University of Miami Miller School of Medicine, Miami, Florida, USA.
J Laparoendosc Adv Surg Tech A. 2021 Dec;31(12):1376-1383. doi: 10.1089/lap.2021.0347. Epub 2021 Nov 5.
There are few nationwide studies comparing outcomes of open, laparoscopic (LAP), and percutaneous endoscopic (PEG) gastrostomy tube (GT) placement in the pediatric population. The Nationwide Readmissions Database from 2010 to 2014 was used to identify patients ≤18 years (excluding newborns) who underwent GT placement. Demographics, hospital characteristics, and outcomes were compared by the GT approach. There were 3278 patients (41% female, age 3 ± 5 years) identified who underwent GT placement (40% open versus 32% PEG versus 28% LAP). Following an open approach, there were higher rates of GT-related complications (10% versus 4% LAP versus 3% PEG) and postoperative gastrointestinal issues (24% versus 12% LAP versus 9% PEG) on index hospitalization, both < .001. Readmission within 30 days and 1 year were 18% and 43%, respectively. Overall readmission rates were not affected by the GT approach (44% open versus 44% LAP versus 43% PEG, = .773).
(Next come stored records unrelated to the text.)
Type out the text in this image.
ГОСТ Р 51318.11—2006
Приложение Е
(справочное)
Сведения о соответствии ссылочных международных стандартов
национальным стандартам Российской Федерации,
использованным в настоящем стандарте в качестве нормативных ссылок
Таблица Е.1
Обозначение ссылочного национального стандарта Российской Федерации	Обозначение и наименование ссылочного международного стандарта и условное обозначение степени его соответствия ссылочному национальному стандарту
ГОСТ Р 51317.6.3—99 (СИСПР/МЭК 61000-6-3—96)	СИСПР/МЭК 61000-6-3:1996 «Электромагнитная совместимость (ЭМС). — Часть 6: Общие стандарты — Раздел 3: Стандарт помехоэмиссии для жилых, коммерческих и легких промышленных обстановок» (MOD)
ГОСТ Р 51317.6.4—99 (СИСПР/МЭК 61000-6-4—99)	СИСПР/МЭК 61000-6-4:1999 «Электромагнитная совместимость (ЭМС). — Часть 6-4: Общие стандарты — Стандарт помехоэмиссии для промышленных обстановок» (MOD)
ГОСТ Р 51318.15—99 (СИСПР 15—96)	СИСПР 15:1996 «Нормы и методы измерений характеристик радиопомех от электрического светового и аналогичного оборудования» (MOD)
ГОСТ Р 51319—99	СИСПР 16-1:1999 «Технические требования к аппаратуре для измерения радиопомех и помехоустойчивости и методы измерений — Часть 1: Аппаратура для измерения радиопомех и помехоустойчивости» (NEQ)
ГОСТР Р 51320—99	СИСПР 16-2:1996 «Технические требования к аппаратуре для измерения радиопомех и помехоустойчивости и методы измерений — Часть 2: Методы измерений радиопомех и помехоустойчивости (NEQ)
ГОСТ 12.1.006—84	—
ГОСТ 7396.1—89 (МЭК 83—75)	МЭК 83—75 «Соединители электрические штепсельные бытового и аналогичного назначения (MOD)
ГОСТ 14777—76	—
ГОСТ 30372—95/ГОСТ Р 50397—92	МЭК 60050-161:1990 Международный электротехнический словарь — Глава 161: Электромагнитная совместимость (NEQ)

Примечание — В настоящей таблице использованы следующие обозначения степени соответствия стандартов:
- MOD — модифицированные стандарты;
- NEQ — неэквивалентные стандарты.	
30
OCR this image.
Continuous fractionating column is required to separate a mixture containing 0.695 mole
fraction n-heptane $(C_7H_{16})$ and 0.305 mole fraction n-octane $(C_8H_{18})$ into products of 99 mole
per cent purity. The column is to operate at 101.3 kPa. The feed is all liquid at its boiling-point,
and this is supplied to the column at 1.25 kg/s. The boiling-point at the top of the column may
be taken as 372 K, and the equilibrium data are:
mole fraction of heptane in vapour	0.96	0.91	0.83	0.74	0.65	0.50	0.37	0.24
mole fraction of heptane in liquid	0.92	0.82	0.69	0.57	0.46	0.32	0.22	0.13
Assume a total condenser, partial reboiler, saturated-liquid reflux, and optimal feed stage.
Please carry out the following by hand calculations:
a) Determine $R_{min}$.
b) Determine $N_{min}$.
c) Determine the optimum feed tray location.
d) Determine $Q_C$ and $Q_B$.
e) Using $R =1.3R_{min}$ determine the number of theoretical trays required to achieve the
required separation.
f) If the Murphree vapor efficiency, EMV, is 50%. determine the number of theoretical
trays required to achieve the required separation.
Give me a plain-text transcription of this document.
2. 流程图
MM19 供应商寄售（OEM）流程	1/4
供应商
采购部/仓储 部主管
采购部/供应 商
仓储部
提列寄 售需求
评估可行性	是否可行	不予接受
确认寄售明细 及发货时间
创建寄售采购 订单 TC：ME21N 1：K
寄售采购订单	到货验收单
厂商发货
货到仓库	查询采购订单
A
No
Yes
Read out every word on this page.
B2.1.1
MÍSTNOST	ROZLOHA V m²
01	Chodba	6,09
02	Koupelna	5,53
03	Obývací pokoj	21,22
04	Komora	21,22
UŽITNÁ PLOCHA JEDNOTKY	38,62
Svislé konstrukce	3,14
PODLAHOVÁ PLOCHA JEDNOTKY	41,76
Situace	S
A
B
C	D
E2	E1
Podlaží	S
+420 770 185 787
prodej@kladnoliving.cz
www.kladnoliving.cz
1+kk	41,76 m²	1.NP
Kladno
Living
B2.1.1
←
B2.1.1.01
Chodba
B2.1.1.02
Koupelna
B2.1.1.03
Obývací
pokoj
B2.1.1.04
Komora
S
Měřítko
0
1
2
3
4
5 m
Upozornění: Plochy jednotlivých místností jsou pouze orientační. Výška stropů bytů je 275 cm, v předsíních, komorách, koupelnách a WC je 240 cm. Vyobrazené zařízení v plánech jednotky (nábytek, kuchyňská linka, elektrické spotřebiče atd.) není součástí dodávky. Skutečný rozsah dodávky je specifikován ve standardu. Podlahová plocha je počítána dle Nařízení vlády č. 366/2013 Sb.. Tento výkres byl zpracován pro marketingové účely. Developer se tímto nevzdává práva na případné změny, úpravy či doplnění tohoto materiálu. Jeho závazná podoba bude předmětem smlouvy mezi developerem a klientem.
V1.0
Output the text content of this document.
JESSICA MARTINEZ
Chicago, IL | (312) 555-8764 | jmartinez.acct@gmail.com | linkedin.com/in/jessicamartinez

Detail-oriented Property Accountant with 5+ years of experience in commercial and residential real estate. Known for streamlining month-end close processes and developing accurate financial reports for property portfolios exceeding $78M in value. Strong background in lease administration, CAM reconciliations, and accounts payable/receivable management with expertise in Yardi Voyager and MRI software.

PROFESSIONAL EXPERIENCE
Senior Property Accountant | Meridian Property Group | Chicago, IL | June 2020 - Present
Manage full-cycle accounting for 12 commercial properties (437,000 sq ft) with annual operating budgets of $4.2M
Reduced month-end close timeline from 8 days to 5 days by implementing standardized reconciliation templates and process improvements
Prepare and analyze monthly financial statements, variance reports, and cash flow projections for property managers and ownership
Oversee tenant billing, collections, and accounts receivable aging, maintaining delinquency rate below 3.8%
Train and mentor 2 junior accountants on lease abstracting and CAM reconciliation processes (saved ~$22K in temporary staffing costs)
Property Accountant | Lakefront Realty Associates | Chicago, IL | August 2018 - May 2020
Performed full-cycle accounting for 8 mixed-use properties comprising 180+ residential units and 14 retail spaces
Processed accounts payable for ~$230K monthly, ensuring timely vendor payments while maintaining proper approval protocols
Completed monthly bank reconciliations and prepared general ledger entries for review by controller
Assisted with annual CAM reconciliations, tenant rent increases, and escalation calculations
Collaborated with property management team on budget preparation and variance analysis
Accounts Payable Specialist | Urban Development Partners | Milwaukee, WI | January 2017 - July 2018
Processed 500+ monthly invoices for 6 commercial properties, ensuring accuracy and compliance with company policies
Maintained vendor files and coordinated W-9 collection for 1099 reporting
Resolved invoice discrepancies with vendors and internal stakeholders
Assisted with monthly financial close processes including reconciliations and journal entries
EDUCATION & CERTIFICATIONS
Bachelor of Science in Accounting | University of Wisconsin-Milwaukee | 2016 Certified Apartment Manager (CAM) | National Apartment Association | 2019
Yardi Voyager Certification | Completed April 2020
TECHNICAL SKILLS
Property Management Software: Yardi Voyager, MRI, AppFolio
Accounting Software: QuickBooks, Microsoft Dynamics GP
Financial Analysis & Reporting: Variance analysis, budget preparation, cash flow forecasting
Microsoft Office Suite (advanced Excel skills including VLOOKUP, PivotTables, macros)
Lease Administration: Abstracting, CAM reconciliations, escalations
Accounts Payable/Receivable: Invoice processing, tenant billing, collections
However, readmission for GT-related complications was the lowest following the LAP approach (<0.3% versus 2% open versus 2% PEG, < .001). When those who also underwent fundoplication were excluded, conversion to gastrojejunostomy or jejunostomy (GJ/J) on readmission was higher following open and PEG approaches (4% open versus 2% PEG versus 0% LAP, = .039). Compared with PEG gastrostomy and open gastrostomy, LAP GT placement appears to have lower index complications and reoperation rates, and at least comparable readmission outcomes. Despite these advantages, LAP GT placement remains underutilized.
在儿科人群中,比较开放手术、腹腔镜(LAP)和经皮内镜(PEG)胃造口管(GT)放置术的结局的全国性研究很少。使用 2010 年至 2014 年全国再入院数据库,确定接受 GT 放置术的≤18 岁(不包括新生儿)患者。通过 GT 途径比较人口统计学、医院特征和结局。确定 3278 名患者(41%为女性,年龄 3±5 岁)接受 GT 放置术(40%为开放术式,32%为 PEG 术式,28%为 LAP 术式)。采用开放术式,索引住院期间 GT 相关并发症(10%比 LAP 术式的 4%和 PEG 术式的 3%)和术后胃肠道问题(24%比 LAP 术式的 12%和 PEG 术式的 9%)的发生率较高,均<0.001。30 天和 1 年的再入院率分别为 18%和 43%。总体再入院率不受 GT 途径的影响(开放术式为 44%,LAP 术式为 44%,PEG 术式为 43%,=0.773)。然而,LAP 术式后 GT 相关并发症的再入院率最低(<0.3%比开放术式的 2%和 PEG 术式的 2%,<0.001)。当排除那些也接受胃底折叠术的患者时,开放术式和 PEG 术式的再入院时更倾向于转为胃肠造口术或空肠造口术(GJ/J)(开放术式为 4%,PEG 术式为 2%,LAP 术式为 0%,=0.039)。与 PEG 胃造口术和开放胃造口术相比,LAP GT 放置术具有较低的指数并发症和再次手术率,并且至少具有可比的再入院结局。尽管有这些优势,LAP GT 放置术的应用仍然不足。